De rodillas ante aquella papelera se sintió el más desafortunado de los hombres. Sus dedos acariciaron los minúsculos restos de papel que habían sobrevivido al incendio. Lo hizo con mimo, como si temiera hacerles daño. Y entonces advirtió que se trataba de fotocopias. Eran fotocopias de la carta, de las que él mismo tenía las dos primeras entregas. Pero ¿dónde estaban entonces los originales? ¿Quién había quemado aquellas copias? ¿Lo había hecho el mismo que había registrado a fondo el estudio y había matado a Ávalos?

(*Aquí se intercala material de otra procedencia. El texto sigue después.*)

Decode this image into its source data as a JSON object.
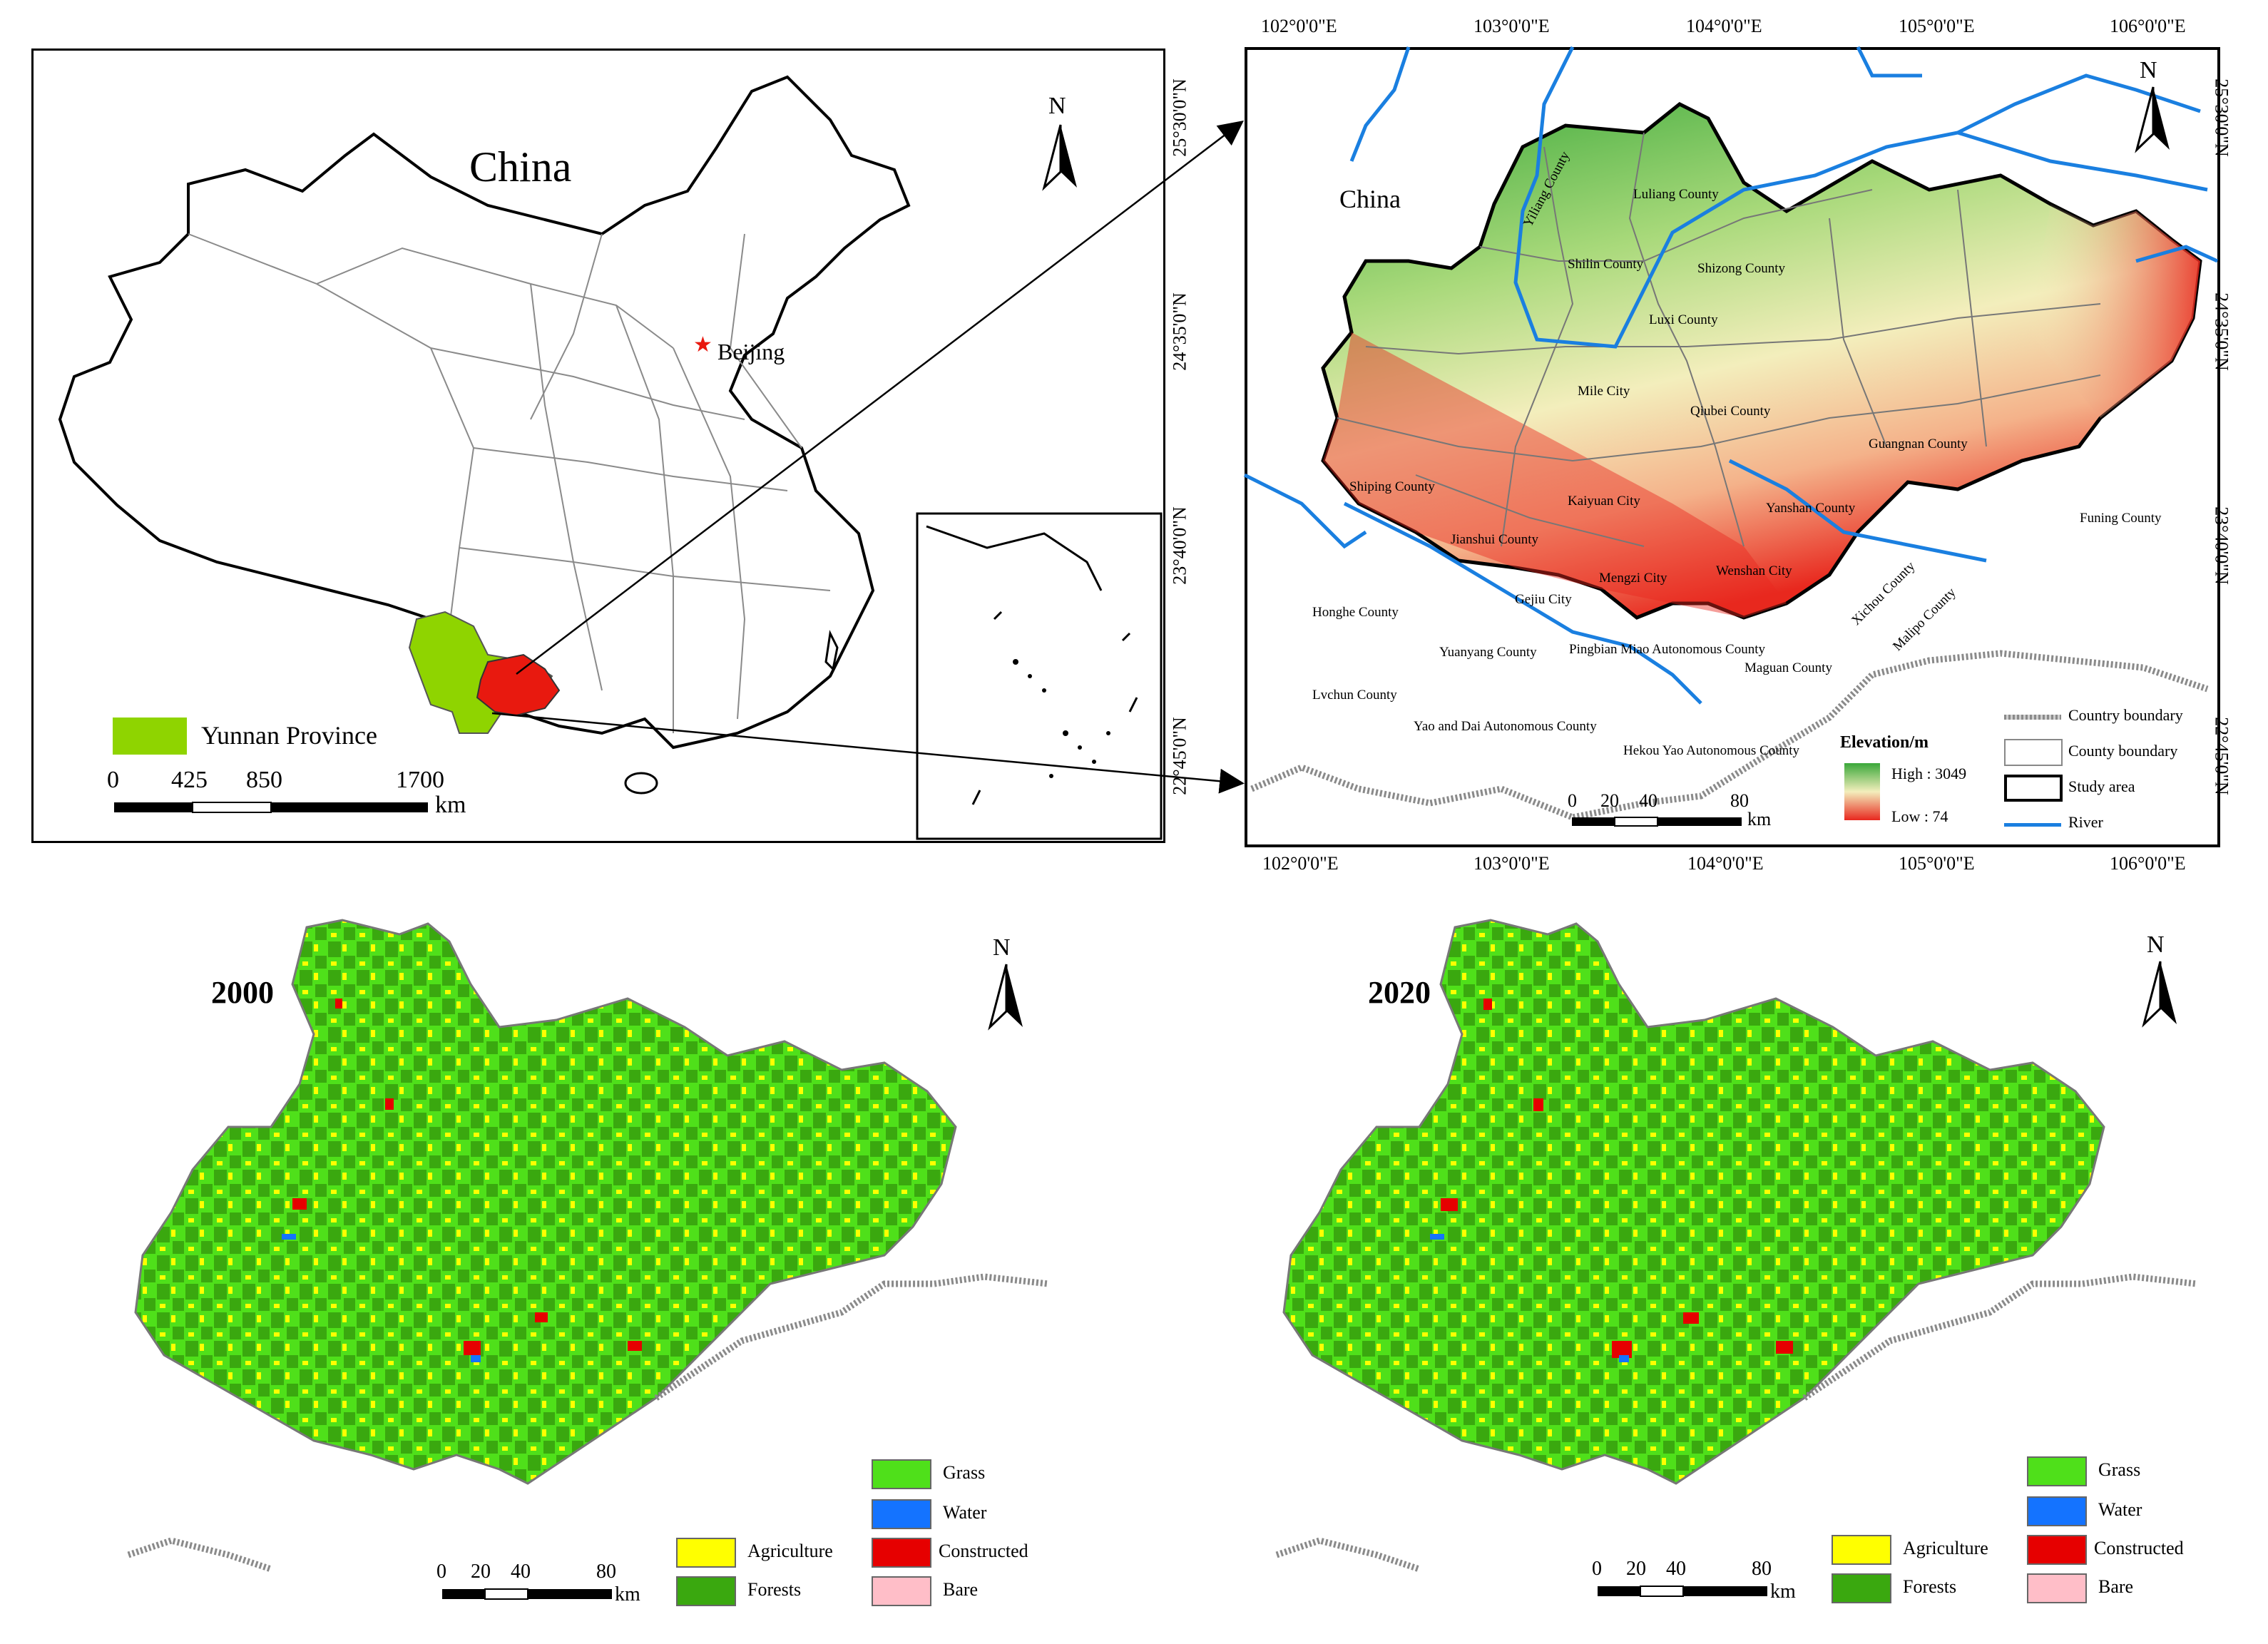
{
  "panel_a": {
    "country_label": "China",
    "capital_label": "Beijing",
    "province_legend": "Yunnan Province",
    "scale_ticks": [
      "0",
      "425",
      "850",
      "1700"
    ],
    "scale_unit": "km",
    "north": "N",
    "colors": {
      "yunnan": "#8fd400",
      "study_area": "#e8190f"
    }
  },
  "panel_b": {
    "country_label": "China",
    "north": "N",
    "lon_ticks": [
      "102°0'0\"E",
      "103°0'0\"E",
      "104°0'0\"E",
      "105°0'0\"E",
      "106°0'0\"E"
    ],
    "lat_ticks": [
      "25°30'0\"N",
      "24°35'0\"N",
      "23°40'0\"N",
      "22°45'0\"N"
    ],
    "counties": [
      "Yiliang County",
      "Luliang County",
      "Shilin County",
      "Shizong County",
      "Luxi County",
      "Mile City",
      "Qiubei County",
      "Guangnan County",
      "Shiping County",
      "Kaiyuan City",
      "Yanshan County",
      "Funing County",
      "Jianshui County",
      "Mengzi City",
      "Wenshan City",
      "Xichou County",
      "Gejiu City",
      "Malipo County",
      "Honghe County",
      "Yuanyang County",
      "Pingbian Miao Autonomous County",
      "Maguan County",
      "Lvchun County",
      "Yao and Dai Autonomous County",
      "Hekou Yao Autonomous County"
    ],
    "elevation_legend": {
      "title": "Elevation/m",
      "high": "High : 3049",
      "low": "Low : 74"
    },
    "legend": {
      "country_boundary": "Country boundary",
      "county_boundary": "County boundary",
      "study_area": "Study area",
      "river": "River"
    },
    "scale_ticks": [
      "0",
      "20",
      "40",
      "80"
    ],
    "scale_unit": "km",
    "colors": {
      "river": "#1a7fe0",
      "elev_high": "#3aa83a",
      "elev_low": "#e8281e"
    }
  },
  "landuse_maps": [
    {
      "year": "2000",
      "north": "N",
      "scale_ticks": [
        "0",
        "20",
        "40",
        "80"
      ],
      "scale_unit": "km"
    },
    {
      "year": "2020",
      "north": "N",
      "scale_ticks": [
        "0",
        "20",
        "40",
        "80"
      ],
      "scale_unit": "km"
    }
  ],
  "landuse_legend": {
    "grass": "Grass",
    "water": "Water",
    "agriculture": "Agriculture",
    "constructed": "Constructed",
    "forests": "Forests",
    "bare": "Bare"
  },
  "landuse_colors": {
    "grass": "#4fe01a",
    "water": "#1473ff",
    "agriculture": "#ffff00",
    "constructed": "#e60000",
    "forests": "#3aa80f",
    "bare": "#ffbec8"
  }
}
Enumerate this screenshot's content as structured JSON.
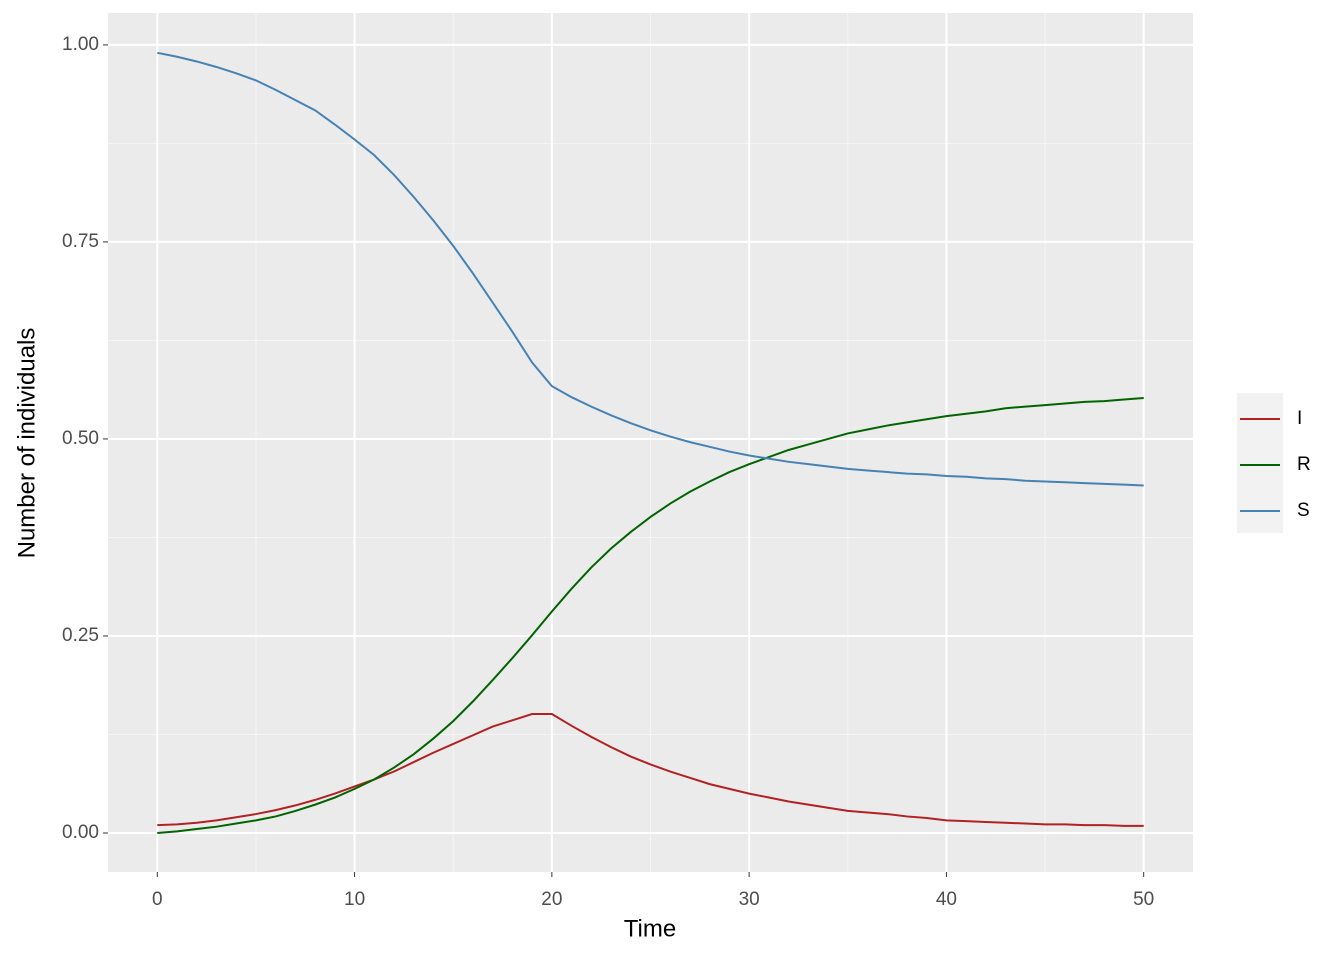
{
  "chart_data": {
    "type": "line",
    "x_label": "Time",
    "y_label": "Number of individuals",
    "x": [
      0,
      1,
      2,
      3,
      4,
      5,
      6,
      7,
      8,
      9,
      10,
      11,
      12,
      13,
      14,
      15,
      16,
      17,
      18,
      19,
      20,
      21,
      22,
      23,
      24,
      25,
      26,
      27,
      28,
      29,
      30,
      31,
      32,
      33,
      34,
      35,
      36,
      37,
      38,
      39,
      40,
      41,
      42,
      43,
      44,
      45,
      46,
      47,
      48,
      49,
      50
    ],
    "series": [
      {
        "name": "I",
        "color": "#b22222",
        "values": [
          0.01,
          0.011,
          0.013,
          0.016,
          0.02,
          0.024,
          0.029,
          0.035,
          0.042,
          0.05,
          0.059,
          0.068,
          0.078,
          0.09,
          0.102,
          0.113,
          0.124,
          0.135,
          0.143,
          0.151,
          0.151,
          0.136,
          0.122,
          0.109,
          0.097,
          0.087,
          0.078,
          0.07,
          0.062,
          0.056,
          0.05,
          0.045,
          0.04,
          0.036,
          0.032,
          0.028,
          0.026,
          0.024,
          0.021,
          0.019,
          0.016,
          0.015,
          0.014,
          0.013,
          0.012,
          0.011,
          0.011,
          0.01,
          0.01,
          0.009,
          0.009
        ]
      },
      {
        "name": "R",
        "color": "#006400",
        "values": [
          0,
          0.002,
          0.005,
          0.008,
          0.012,
          0.016,
          0.021,
          0.028,
          0.036,
          0.045,
          0.056,
          0.068,
          0.083,
          0.1,
          0.12,
          0.142,
          0.167,
          0.194,
          0.222,
          0.251,
          0.281,
          0.31,
          0.337,
          0.361,
          0.382,
          0.401,
          0.418,
          0.433,
          0.446,
          0.458,
          0.468,
          0.477,
          0.486,
          0.493,
          0.5,
          0.507,
          0.512,
          0.517,
          0.521,
          0.525,
          0.529,
          0.532,
          0.535,
          0.539,
          0.541,
          0.543,
          0.545,
          0.547,
          0.548,
          0.55,
          0.552
        ]
      },
      {
        "name": "S",
        "color": "#4682b4",
        "values": [
          0.99,
          0.985,
          0.979,
          0.972,
          0.964,
          0.955,
          0.943,
          0.93,
          0.917,
          0.899,
          0.88,
          0.86,
          0.835,
          0.807,
          0.777,
          0.745,
          0.71,
          0.673,
          0.636,
          0.597,
          0.567,
          0.553,
          0.541,
          0.53,
          0.52,
          0.511,
          0.503,
          0.496,
          0.49,
          0.484,
          0.479,
          0.475,
          0.471,
          0.468,
          0.465,
          0.462,
          0.46,
          0.458,
          0.456,
          0.455,
          0.453,
          0.452,
          0.45,
          0.449,
          0.447,
          0.446,
          0.445,
          0.444,
          0.443,
          0.442,
          0.441
        ]
      }
    ],
    "xlim": [
      -2.5,
      52.5
    ],
    "xticks": [
      0,
      10,
      20,
      30,
      40,
      50
    ],
    "xminor": [
      5,
      15,
      25,
      35,
      45
    ],
    "ylim": [
      -0.0495,
      1.0405
    ],
    "yticks": [
      {
        "value": 0,
        "label": "0.00"
      },
      {
        "value": 0.25,
        "label": "0.25"
      },
      {
        "value": 0.5,
        "label": "0.50"
      },
      {
        "value": 0.75,
        "label": "0.75"
      },
      {
        "value": 1,
        "label": "1.00"
      }
    ],
    "yminor": [
      0.125,
      0.375,
      0.625,
      0.875
    ],
    "grid": true,
    "legend": "right"
  }
}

Se levantó con mucho esfuerzo y tomó la decisión de telefonear a la policía y también a Alexia. Suponía que Ávalos tendría el número de su hija en una agenda de tapas sobadas que el difunto maestro guardaba en la mesilla de su habitación. Allí la había visto Capellán cuando visitaba a su amigo en los días posteriores al infarto que a punto estuvo de lograr lo que ahora el ladrón nocturno había conseguido. De modo que bajó del estudio y se dirigió al dormitorio. Desde lo alto de la escalera contempló el cadáver de Ávalos ejecutando una danza siniestra.

—¿Quién cojones te ha hecho esto?

Ávalos ni siquiera se volvió para responder.

Miguel entró en la habitación. Encendió el interruptor y miró hacia la mesilla de noche. Entonces sintió cómo su corazón brincaba, y esta vez lo hacía de alegría. Corrió hasta la mesilla de noche y acarició su pepita de oro.

Por alguna razón, Ávalos había estado corrigiendo su manuscrito en la cama. Al ladrón no se le había ocurrido mirar allí. Tal vez ni siquiera sabía que el maestro estaba escribiendo una novela sobre Julio Verne. Capellán supuso que lo único que le interesaba era la carta de Gaston. ¿Se la habría llevado después de quemar las fotocopias?

El periodista se pasó la mano por el cabello revuelto. Tan entusiasmado estaba que olvidó colocarlo con esmero para ocultar sus entradas, como acostumbraba.

¡Tenía la novela!

—¡Que le den por el culo a Laura! ¡Se va a enterar!

Miró hacia la luz de la lámpara y de repente comprendió su imprudencia. ¿Y si alguien lo veía allí? Ahora sí que tendría que dar explicaciones, y no quería ni podía darlas. Debía huir. Pero ¿y Ávalos? ¿Cómo podía dejarlo allí? ¿No había sido su amigo?

En efecto, se dijo Capellán:
había sido
su amigo. Pero aquel guiñapo ya no era Gerardo García Ávalos, sino una simple cáscara vacía.